Nascido (e banhado) nas águas do Maranhão, mas
precisamente na cidade de São Luís (que outrora recebera a alcunha de “Atenas
Brasileira” por conta de sua efervescência literária e de grandes nomes da
literatura), sempre fui um menino tímido, qualquer pessoa com uma orientação
sexual ou identidade de gênero dissidente da norma tem uma infância muito
solitária, não nos reconhecemos nos outros, sabemos que somos diferentes, no
entanto não existe ninguém para nos ajudar a entender esse processo, na verdade
as pessoas fogem deste debate, acaba sobrando para nós. Felizmente a leitura me
salvou. Sem brincadeira ou exagero, meu pai comprava histórias em quadrinhos e
eu as lia avidamente, desde a Turma da Mônica até as de super heróis. As HQs
foram à porta de entrada para outras linguagens literárias, li praticamente
toda a coleção Vaga Lume e enquanto meus colegas reclamavam de livros da
literatura brasileira, como Dom Casmurro ou o Guarani, eu os lia com muito
prazer. Devo ao meu pai o estímulo para que me tornasse um leitor. Engraçado
que de quatro filhos, e para todos o meu pai comprava HQs, só eu continuei a
ler. Talvez na tal da solidão, as personagens acabavam por me ouvir e ser minhas
confidentes.
2.
Quando você teve acesso a uma biblioteca pela primeira vez?

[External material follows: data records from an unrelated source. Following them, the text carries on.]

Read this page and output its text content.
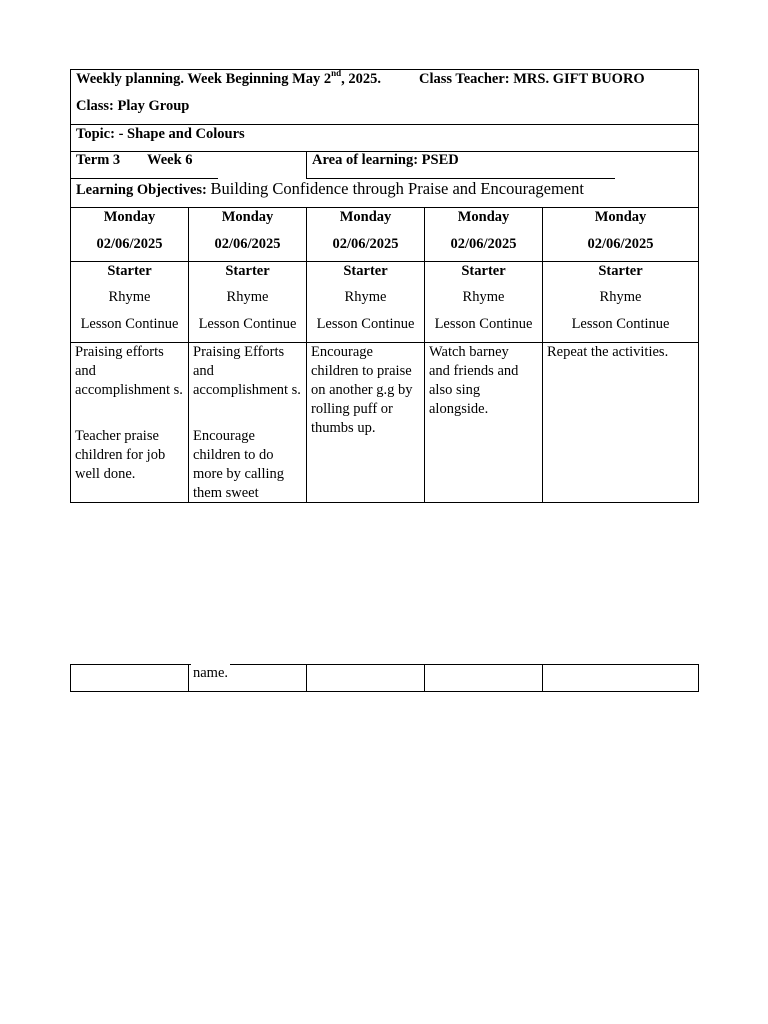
Weekly planning. Week Beginning May 2nd, 2025.	Class Teacher: MRS. GIFT BUORO
Class: Play Group
Topic: - Shape and Colours
Term 3 Week 6	Area of learning: PSED
Learning Objectives: Building Confidence through Praise and Encouragement
Monday
02/06/2025
Starter
Rhyme
Lesson Continue
Praising efforts and accomplishment s.
Teacher praise children for job well done.
Monday
02/06/2025
Starter
Rhyme
Lesson Continue
Praising Efforts and accomplishment s.
Encourage children to do more by calling them sweet
name.
Monday
02/06/2025
Starter
Rhyme
Lesson Continue
Encourage children to praise on another g.g by rolling puff or thumbs up.
Monday
02/06/2025
Starter
Rhyme
Lesson Continue
Watch barney and friends and also sing alongside.
Monday
02/06/2025
Starter
Rhyme
Lesson Continue
Repeat the activities.
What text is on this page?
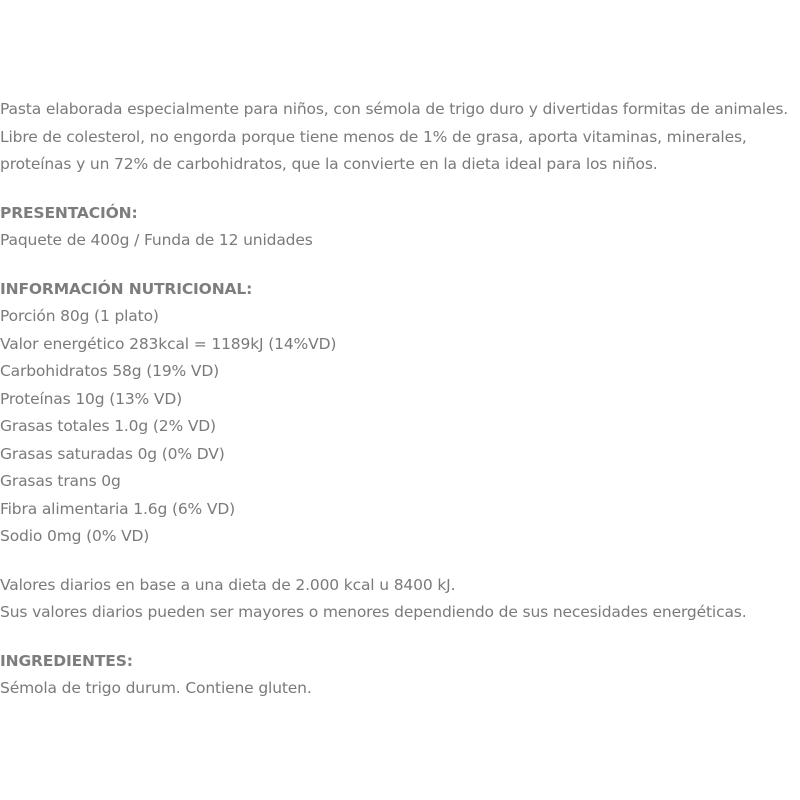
Pasta elaborada especialmente para niños, con sémola de trigo duro y divertidas formitas de animales.
Libre de colesterol, no engorda porque tiene menos de 1% de grasa, aporta vitaminas, minerales,
proteínas y un 72% de carbohidratos, que la convierte en la dieta ideal para los niños.
PRESENTACIÓN:
Paquete de 400g / Funda de 12 unidades
INFORMACIÓN NUTRICIONAL:
Porción 80g (1 plato)
Valor energético 283kcal = 1189kJ (14%VD)
Carbohidratos 58g (19% VD)
Proteínas 10g (13% VD)
Grasas totales 1.0g (2% VD)
Grasas saturadas 0g (0% DV)
Grasas trans 0g
Fibra alimentaria 1.6g (6% VD)
Sodio 0mg (0% VD)
Valores diarios en base a una dieta de 2.000 kcal u 8400 kJ.
Sus valores diarios pueden ser mayores o menores dependiendo de sus necesidades energéticas.
INGREDIENTES:
Sémola de trigo durum. Contiene gluten.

Estudei no Liceu Maranhense e, felizmente, lá tinha
uma biblioteca, até hoje não sei se a pessoa que ficava lá era Bibliotecária ou
não, mas o fato é que foi ali que iniciei o contato com o espaço que iria me acompanhar para
o resto da vida, para mim um espaço mágico, de descoberta, enquanto para uns
colegas ir a biblioteca era quase um castigo, para mim era um alento. Logo já
tinha lido todo o acervo literário, que percebia não tinha uma atualização
periódica, então fui aconselhado a ir conhecer a Biblioteca Pública Benedito
Leite. Aquele prédio imponente no coração da cidade, confesso que achava que
aquele local não era para mim, talvez pela opulência, muitas pessoas passam
pela frente desta que é a segunda mais antiga biblioteca do país, sem atentar
para as possibilidades existentes neste bem cultural. E foi ali que me
encontrei, aquele ambiente acolhedor, a coleção, as pessoas transitando, aquilo
me emocionou muito, a partir daí chegava bem mais cedo para poder curtir meu
momento na biblioteca, passeava pelas estantes, observava o trabalho da equipe,
tive contato com uma literatura com pessoas que passavam pela mesma solidão que
eu. Enfim, encontrei meu pedacinho de chão!
3. O
que lhe motivou a escolher o curso de Biblioteconomia?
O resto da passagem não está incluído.